A yellow card for second row Tom Savage after a dangerous clean out offered Munster the opportunity to get back into the game, which they grabbed with both hands courtesy of a well-worked try out wide for Mike Haley.
Having impressively negotiated that ten-minute spell by only conceding a net two points - a Cipriani penalty to Haley’s unconverted try - Gloucester made it clear they were not for backing down. Then the incident that altered the course of the game 28 minutes in.
World Rugby is on a crusade at present, trying to eradicate the high tackle from the game. That message has been communicated loud and clear to players and coaches alike. Yet old habits die hard. The red card issued to Cipriani, after his shoulder made contact with Rory Scannell’s face, left referee Alexandre Ruiz with no choice but to send off the mercurial out-half. Game over.
It was a harsh call in some respects in that he was attempting to pull out of the tackle at the time after his prop Rapava Ruskin made the initial hit, which was also high, around Scannell’s neck.
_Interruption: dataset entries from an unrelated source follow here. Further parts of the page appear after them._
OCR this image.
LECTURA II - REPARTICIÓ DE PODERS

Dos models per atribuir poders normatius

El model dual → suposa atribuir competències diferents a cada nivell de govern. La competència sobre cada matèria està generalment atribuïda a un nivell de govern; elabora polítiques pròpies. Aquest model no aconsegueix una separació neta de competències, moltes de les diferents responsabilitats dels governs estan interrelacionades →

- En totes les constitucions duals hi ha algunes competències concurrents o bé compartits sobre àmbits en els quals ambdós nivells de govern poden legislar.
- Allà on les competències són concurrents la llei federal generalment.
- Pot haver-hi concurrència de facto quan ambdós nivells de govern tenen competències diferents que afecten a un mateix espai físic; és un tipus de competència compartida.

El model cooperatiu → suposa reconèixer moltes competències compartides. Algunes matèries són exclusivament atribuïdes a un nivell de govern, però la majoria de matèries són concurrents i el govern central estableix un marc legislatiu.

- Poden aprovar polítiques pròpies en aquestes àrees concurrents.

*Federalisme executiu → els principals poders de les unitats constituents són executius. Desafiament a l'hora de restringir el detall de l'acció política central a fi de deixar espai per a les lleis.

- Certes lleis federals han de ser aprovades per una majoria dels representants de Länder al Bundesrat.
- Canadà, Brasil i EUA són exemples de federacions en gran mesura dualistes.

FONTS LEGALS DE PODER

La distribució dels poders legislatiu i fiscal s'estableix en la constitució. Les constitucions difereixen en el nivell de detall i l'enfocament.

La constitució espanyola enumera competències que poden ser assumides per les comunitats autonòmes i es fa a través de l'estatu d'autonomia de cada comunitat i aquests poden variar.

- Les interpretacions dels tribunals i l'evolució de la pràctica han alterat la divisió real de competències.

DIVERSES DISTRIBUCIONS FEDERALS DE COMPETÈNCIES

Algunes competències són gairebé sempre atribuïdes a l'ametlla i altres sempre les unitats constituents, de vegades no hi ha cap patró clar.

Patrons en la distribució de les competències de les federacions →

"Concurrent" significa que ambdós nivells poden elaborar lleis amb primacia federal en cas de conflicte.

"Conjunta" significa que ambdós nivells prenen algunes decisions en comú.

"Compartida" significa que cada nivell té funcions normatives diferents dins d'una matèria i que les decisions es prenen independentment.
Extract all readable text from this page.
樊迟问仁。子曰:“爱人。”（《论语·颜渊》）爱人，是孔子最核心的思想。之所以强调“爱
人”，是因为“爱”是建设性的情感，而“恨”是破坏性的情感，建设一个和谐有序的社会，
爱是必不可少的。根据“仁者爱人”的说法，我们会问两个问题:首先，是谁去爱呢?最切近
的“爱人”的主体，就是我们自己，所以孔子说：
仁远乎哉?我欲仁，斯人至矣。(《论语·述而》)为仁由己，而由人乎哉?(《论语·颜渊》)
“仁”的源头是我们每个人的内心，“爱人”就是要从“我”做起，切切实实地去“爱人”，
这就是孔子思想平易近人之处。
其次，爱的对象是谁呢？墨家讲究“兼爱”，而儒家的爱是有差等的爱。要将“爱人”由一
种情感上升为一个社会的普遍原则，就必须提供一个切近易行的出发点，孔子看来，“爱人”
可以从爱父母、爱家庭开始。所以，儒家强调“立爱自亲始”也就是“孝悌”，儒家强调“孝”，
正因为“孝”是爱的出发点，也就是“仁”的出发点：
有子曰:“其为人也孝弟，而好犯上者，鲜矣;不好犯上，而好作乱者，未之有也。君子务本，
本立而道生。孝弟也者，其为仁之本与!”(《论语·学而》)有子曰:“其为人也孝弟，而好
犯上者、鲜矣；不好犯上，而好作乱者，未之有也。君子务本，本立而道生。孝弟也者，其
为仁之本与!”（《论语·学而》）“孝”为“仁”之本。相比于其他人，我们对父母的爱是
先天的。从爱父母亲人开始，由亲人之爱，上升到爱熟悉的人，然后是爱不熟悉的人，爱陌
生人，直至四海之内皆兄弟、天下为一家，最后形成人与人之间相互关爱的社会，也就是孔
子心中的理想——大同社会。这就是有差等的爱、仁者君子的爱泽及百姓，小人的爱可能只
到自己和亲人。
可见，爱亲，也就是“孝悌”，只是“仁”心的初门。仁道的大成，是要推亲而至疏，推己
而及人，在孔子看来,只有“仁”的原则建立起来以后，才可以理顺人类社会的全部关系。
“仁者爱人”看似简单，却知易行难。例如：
However, the responsibility and duty of care sits with the tackler and Cipriani was too upright going into contact.
There are going to be many decisions like this which will impact greatly on the outcome of games until the message finally gets across. In the interim be prepared for chaos. If anything Gloucester were lucky to survive a second red card after yet another high tackle by Billy Twelvetrees on Joey Carbery.
The inevitable happened as early as the 56th minute when Sammy Arnold dotted down for the four-try bonus point which was a foregone conclusion once Cipriani departed the scene. Having looked somewhat vulnerable in a disjointed opening quarter, Munster were more than happy to capitalise on the indiscipline and recklessness of the visitors.
To their credit, Gloucester showed enough in adversity, with three excellent second half tries, to suggest that the return fixture at Kingsholm in round five will be feisty. Ultimately Munster’s second-half performance left more questions than answers, not to mention a series of worrying injuries.